Answer 3: Echocardiogram is a vital diagnostic tool for visualization of seeding of valve leaflets in patients with infectious endocarditis and may be diagnostic in the workup. However, it should be obtained after clinical stabilization and after other more urgent diagnostic imaging.

Answer 4: Intravenous antibiotics should not be administered prior to obtaining blood cultures as they dramatically reduce the yield of blood cultures. Infectious endocarditis is a condition that is often treated with weeks of intravenous antibiotic therapy. Therefore, it is important to generally deliver antibiotic therapy only after blood cultures are drawn.

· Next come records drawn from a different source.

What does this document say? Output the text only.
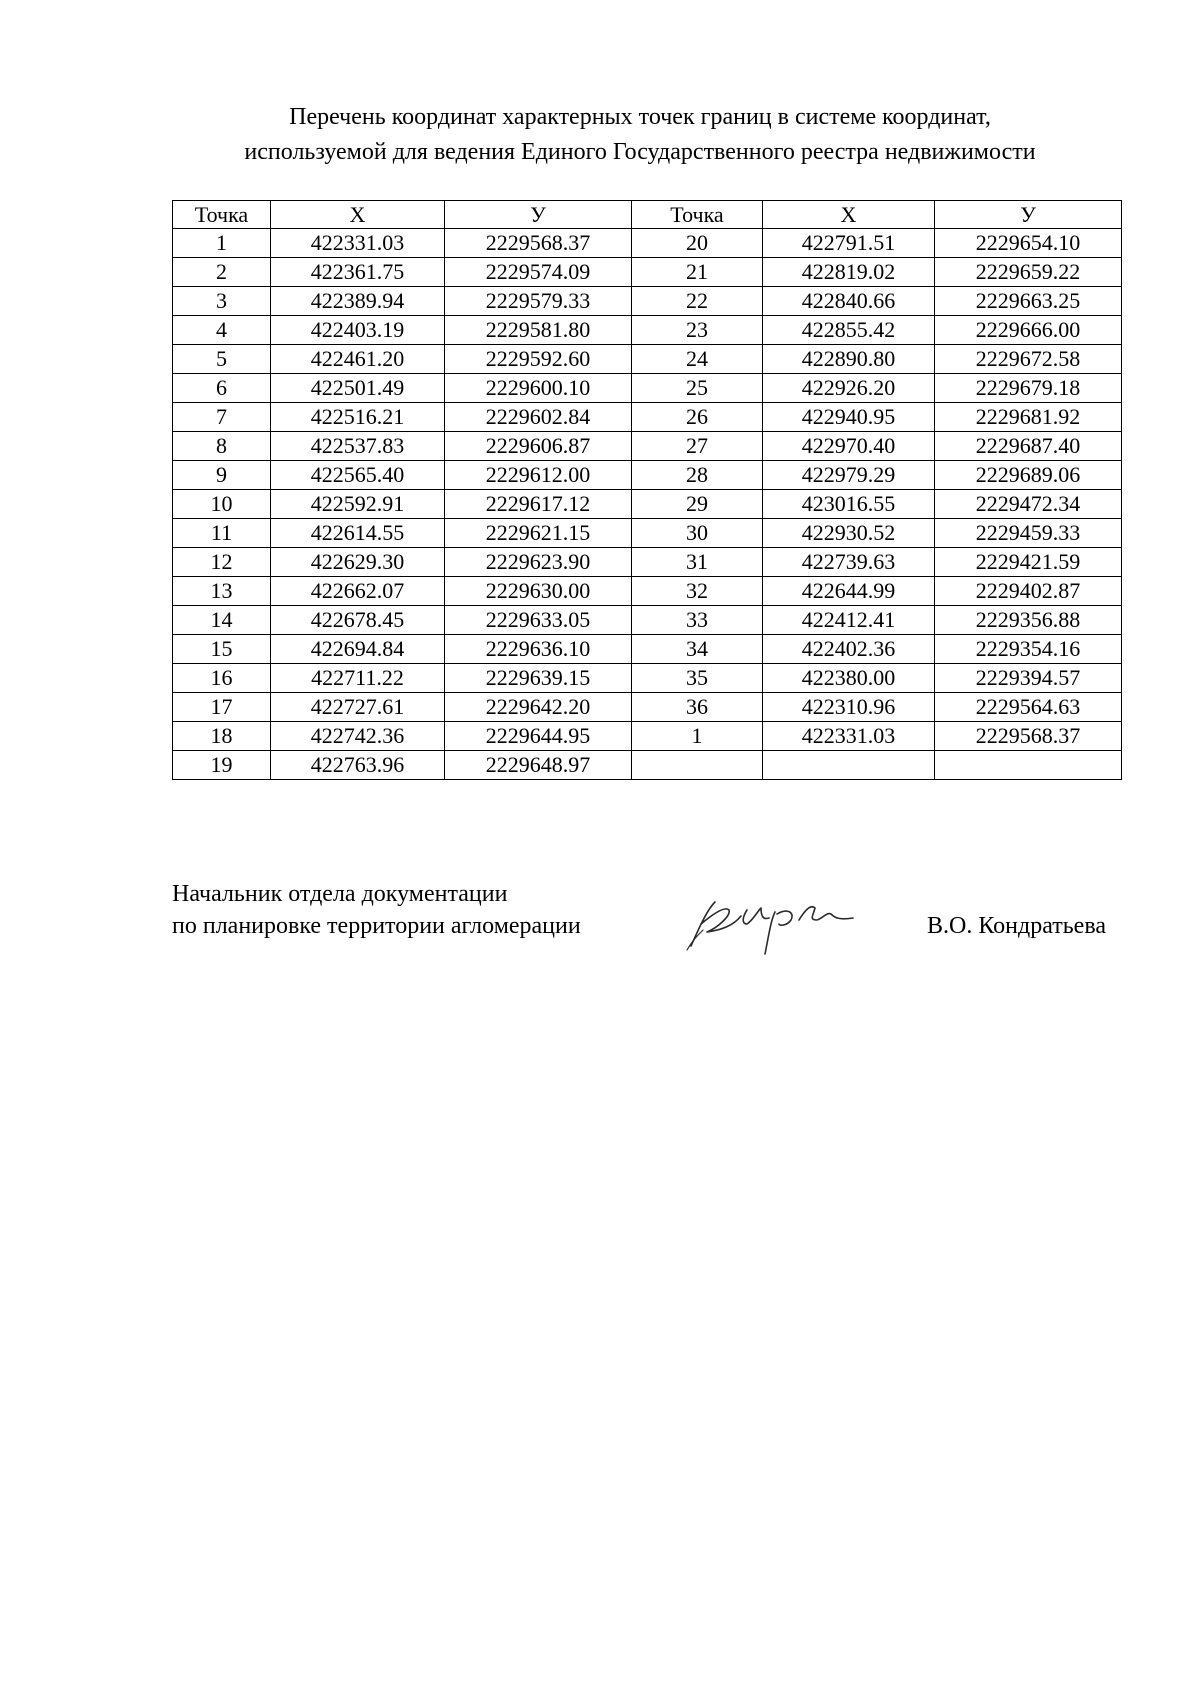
Перечень координат характерных точек границ в системе координат,
используемой для ведения Единого Государственного реестра недвижимости
Точка	X	У	Точка	X	У
1	422331.03	2229568.37	20	422791.51	2229654.10
2	422361.75	2229574.09	21	422819.02	2229659.22
3	422389.94	2229579.33	22	422840.66	2229663.25
4	422403.19	2229581.80	23	422855.42	2229666.00
5	422461.20	2229592.60	24	422890.80	2229672.58
6	422501.49	2229600.10	25	422926.20	2229679.18
7	422516.21	2229602.84	26	422940.95	2229681.92
8	422537.83	2229606.87	27	422970.40	2229687.40
9	422565.40	2229612.00	28	422979.29	2229689.06
10	422592.91	2229617.12	29	423016.55	2229472.34
11	422614.55	2229621.15	30	422930.52	2229459.33
12	422629.30	2229623.90	31	422739.63	2229421.59
13	422662.07	2229630.00	32	422644.99	2229402.87
14	422678.45	2229633.05	33	422412.41	2229356.88
15	422694.84	2229636.10	34	422402.36	2229354.16
16	422711.22	2229639.15	35	422380.00	2229394.57
17	422727.61	2229642.20	36	422310.96	2229564.63
18	422742.36	2229644.95	1	422331.03	2229568.37
19	422763.96	2229648.97			
Начальник отдела документации
по планировке территории агломерации	В.О. Кондратьева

Answer 5: Recheck of CD4+ cell counts is appropriate in patients being treated for HIV. Counts should be checked by their infectious diseases physician to assess response to therapy and for screening purposes. This patient had a recent CD4+ count that was checked and above 400 cells/mm^3. While this is not in the normal range, it makes it less likely that the patient may be suffering from an atypical opportunistic infection, which more often presents with counts under 250 cells/mm^3.

Bullet Summary:
The most important first step in a hemodynamically stable patient with a presentation concerning for infectious endocarditis is obtaining urgent blood cultures.